The behavioural consequences of intervention cuts across Adam Smith’s view of capitalism. Self-interest is a concept of mutuality, as opposed to selfishness where there is no mutual benefit. Since the days of Adam Smith, self-interest delivered the Industrial Revolution and a huge improvement in our way of life.

Our social security depends upon a vibrant and successful economy.

You only need to read Geoffrey Blainey’s outstanding book, Black Kettle and Full Moon (Penguin, 2003), to understand the massive improvement in almost all dimensions of our lives since Australia was settled. This is fading as governments increase regulation and intrude on our lives.

French economist Professor Thomas Piketty (who wrote Capital in the Twenty-First Century) misses this in his analysis of the growing number of super-wealthy, super managers, inherited wealth, and those exiting the middle class to become wealthy, and those dropping out at the other end with low incomes and little wages growth.

According to Blainey, our way of life has improved dramatically and the issue of redistribution of wealth is another debate. It is pleasing to see some of the super-wealthy undertaking significant philanthropic efforts. Is it better for them to do that, or for the government to take this in taxes and distribute it to more welfare benefits? It will take a bold government to deal with this structural problem but if we do not tackle it, we are causing long-term problems not only for a healthy structure of our economy but creating a deep and unnecessary divide within our community.

A simple list of things we could consider will help cut through the large group of decision makers, influencers, and the fog. Agenda setting is important, otherwise one or more of the silos will capture the agenda and distort the conversation in its own interest.
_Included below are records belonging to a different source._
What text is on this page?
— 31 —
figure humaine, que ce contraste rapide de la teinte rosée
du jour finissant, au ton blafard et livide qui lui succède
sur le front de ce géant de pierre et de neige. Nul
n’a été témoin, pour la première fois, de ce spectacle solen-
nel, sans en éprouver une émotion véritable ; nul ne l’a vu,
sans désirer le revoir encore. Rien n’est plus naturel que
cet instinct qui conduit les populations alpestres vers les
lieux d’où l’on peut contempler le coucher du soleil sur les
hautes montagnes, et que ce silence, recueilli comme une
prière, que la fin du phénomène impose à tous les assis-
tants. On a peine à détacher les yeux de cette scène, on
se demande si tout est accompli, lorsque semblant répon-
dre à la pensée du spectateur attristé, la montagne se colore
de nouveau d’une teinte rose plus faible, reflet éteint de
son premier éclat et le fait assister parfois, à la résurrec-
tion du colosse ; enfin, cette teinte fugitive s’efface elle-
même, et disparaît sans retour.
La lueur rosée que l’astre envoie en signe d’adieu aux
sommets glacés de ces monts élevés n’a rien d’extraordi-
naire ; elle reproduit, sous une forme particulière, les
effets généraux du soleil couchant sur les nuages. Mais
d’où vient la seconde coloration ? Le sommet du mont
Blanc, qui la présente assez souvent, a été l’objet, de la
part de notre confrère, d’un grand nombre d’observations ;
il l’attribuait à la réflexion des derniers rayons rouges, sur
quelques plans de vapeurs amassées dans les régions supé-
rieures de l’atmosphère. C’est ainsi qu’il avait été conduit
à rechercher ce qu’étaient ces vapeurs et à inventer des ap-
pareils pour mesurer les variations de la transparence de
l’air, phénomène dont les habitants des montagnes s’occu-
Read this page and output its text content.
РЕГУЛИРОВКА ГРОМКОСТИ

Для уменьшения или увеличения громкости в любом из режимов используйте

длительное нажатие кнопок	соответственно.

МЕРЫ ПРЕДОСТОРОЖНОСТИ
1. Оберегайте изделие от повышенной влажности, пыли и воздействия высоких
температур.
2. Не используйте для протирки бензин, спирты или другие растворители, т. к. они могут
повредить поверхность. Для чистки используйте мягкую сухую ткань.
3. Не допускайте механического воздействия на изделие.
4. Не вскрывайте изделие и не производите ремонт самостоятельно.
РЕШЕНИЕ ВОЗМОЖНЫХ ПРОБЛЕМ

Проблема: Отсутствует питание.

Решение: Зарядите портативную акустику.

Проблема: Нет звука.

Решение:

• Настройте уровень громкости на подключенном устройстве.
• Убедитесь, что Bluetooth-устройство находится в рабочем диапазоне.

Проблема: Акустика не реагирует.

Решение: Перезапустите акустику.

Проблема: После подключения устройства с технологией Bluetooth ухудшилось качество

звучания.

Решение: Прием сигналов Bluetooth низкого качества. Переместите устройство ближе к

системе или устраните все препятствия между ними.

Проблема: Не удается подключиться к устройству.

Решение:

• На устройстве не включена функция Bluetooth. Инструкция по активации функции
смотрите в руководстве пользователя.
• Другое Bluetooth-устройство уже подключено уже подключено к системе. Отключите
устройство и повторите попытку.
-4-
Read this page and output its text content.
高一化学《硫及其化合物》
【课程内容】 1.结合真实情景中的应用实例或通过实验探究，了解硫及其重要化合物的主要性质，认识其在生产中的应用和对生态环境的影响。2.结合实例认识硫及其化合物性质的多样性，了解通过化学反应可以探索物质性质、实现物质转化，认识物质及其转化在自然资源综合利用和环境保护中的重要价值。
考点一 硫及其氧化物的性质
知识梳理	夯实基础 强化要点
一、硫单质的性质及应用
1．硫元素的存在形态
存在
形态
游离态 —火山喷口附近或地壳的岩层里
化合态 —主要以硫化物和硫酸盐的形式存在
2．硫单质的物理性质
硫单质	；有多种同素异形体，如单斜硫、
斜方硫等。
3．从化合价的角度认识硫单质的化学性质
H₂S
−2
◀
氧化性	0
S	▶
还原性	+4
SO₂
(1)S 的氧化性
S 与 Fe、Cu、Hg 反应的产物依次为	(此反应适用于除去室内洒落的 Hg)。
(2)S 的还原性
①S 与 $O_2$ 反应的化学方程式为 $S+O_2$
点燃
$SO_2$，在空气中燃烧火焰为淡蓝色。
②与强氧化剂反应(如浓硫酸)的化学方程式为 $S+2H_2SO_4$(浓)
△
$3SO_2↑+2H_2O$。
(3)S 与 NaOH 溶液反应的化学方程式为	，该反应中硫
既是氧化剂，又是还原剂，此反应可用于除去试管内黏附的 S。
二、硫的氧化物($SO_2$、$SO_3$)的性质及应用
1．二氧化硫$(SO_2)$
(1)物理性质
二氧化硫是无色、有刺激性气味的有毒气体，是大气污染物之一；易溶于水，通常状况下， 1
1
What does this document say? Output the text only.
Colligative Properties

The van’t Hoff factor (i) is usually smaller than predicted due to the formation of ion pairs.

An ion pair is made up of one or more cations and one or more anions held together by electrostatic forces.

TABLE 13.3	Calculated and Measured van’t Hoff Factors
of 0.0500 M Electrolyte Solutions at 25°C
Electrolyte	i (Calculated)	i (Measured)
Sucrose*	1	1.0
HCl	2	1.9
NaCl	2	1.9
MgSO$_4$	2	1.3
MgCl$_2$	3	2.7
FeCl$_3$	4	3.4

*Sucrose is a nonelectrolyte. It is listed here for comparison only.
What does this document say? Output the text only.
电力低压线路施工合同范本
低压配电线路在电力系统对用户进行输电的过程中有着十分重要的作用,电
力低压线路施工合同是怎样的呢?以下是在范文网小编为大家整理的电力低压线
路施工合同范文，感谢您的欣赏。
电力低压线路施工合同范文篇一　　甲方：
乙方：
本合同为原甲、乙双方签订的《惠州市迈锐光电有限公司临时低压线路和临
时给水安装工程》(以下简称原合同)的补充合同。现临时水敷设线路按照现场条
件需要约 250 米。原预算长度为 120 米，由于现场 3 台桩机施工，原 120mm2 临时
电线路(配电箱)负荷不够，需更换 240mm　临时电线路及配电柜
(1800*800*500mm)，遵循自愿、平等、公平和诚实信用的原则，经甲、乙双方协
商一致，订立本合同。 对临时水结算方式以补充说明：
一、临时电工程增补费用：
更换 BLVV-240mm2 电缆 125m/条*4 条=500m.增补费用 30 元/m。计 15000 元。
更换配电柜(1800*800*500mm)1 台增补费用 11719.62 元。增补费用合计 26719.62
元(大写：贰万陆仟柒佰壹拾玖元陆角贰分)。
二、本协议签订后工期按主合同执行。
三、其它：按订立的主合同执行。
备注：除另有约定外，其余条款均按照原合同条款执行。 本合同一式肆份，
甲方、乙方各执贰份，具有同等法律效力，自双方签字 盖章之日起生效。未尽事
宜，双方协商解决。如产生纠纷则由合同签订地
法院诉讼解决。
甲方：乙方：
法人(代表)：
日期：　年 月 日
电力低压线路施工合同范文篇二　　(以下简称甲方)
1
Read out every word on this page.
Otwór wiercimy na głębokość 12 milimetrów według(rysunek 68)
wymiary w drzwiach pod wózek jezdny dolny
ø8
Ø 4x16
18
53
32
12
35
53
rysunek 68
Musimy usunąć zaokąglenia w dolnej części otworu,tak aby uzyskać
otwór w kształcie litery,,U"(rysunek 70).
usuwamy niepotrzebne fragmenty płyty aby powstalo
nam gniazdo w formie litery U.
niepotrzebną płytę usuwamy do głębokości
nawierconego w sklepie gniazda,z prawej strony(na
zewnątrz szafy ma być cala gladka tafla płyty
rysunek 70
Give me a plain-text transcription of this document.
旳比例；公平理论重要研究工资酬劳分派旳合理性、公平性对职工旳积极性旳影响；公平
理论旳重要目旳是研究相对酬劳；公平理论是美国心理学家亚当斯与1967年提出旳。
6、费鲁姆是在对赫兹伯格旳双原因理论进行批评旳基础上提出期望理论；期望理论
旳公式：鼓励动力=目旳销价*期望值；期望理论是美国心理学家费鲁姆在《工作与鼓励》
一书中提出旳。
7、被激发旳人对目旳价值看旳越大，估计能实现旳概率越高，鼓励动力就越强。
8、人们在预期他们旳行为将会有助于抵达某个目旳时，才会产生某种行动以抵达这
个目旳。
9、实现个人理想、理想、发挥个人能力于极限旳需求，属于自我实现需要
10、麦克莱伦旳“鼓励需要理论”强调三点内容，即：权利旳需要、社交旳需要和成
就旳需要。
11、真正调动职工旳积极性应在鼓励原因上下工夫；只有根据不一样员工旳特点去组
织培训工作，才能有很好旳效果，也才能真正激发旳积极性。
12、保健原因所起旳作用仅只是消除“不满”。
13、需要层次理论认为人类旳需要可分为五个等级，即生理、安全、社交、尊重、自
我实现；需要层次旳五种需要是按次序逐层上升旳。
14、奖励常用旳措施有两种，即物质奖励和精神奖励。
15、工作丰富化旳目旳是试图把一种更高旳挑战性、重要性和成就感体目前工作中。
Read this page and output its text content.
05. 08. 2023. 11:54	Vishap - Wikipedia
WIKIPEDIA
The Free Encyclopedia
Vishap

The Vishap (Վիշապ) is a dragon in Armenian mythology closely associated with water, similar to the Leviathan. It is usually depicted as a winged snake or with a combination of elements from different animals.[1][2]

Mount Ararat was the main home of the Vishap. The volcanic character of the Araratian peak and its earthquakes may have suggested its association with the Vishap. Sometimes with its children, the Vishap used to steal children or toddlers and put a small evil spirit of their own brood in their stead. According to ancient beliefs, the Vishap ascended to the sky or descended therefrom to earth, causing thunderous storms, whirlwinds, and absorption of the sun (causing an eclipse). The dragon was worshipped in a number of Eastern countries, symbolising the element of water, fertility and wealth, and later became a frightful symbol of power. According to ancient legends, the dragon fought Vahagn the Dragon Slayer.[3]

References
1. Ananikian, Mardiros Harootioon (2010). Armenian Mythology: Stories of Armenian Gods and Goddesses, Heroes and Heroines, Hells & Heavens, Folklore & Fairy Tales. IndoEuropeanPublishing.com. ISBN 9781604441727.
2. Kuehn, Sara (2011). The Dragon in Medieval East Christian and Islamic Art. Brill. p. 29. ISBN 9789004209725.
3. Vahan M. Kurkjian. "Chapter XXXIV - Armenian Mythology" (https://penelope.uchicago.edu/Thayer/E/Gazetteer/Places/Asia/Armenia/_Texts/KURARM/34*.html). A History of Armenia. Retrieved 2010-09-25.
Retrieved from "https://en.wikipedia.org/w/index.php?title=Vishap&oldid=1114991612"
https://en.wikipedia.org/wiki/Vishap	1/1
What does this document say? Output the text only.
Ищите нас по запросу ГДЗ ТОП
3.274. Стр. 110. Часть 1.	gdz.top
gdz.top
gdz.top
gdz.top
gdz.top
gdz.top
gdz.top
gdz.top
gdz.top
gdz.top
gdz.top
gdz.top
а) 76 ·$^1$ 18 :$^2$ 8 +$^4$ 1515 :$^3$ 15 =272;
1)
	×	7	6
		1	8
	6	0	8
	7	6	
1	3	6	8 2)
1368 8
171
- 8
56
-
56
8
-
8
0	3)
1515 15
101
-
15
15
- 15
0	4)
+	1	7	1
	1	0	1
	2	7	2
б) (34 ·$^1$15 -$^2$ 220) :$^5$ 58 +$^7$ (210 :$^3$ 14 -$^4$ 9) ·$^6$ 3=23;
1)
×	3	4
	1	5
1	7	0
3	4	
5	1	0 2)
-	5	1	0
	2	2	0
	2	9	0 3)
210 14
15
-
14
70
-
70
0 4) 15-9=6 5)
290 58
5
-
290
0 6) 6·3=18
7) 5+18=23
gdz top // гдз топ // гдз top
My suggestions for what should happen as a basis of a conversation is as follows:

  • raise interest rates, but modestly
  • change capital allocation rules to shift lending into the business market rather than the housing market
  • curtail grants to first home owners
  • boost supply of new house and land packages by making the development process more efficient
  • resume immigration, but on a more intelligent basis
  • encourage wages growth for those who need it, not those already excessively paid; and
  • focus on productivity and efficiency, and increasing the private sector percentage of GDP.


Our social security—which is well over a third of our expenditure—depends upon a vibrant and successful economy, with full employment so plenty of individual tax is paid to the Treasury. Government expenditure as a percentage of GDP is now 31.6 per cent, whereas in 2007-08 it was 23.1 per cent. What about the role played by the states? It is alarming, if you look at Victoria. According to John Dagge, in the Herald Sun, the number of executives in the Victorian public service almost tripled from 647 in 2014 to 1,742 in 2021.

In terms of the public service, Victoria is by far Australia’s most expensive State or territory. This trend was well in place before the pandemic, but the pandemic has been used by the Victorian Labor Government as an excuse for this exuberance.

We have an existing and growing deficiency, which is being covered by increased borrowings.

We, therefore, need to nurture corporates and encourage the aspirations of employees wanting to get ahead, earn more income, and accordingly pay more tax to support our welfare system. Rates of tax are crucial: too high will dampen aspiration, too low will not be enough to fund the public sector.

Without the exercise of the critical element of leadership, we will continue to have a stagnant and distorted economy.

John Dahlsen is a former company director and solicitor. As well as his roles on the boards of major listed companies he was cofounder of Growth Factor Pty Ltd, a fintech company, and remains co-chairman of the family company, JC Dahlsen Pty Ltd, which was founded in 1877.

In the IPA Review of August 2018 he looked at the regulatory institutions of the finance sector – particularly APRA – and concluded that overregulation and red tape in banking had destroyed competition to the detriment of consumers.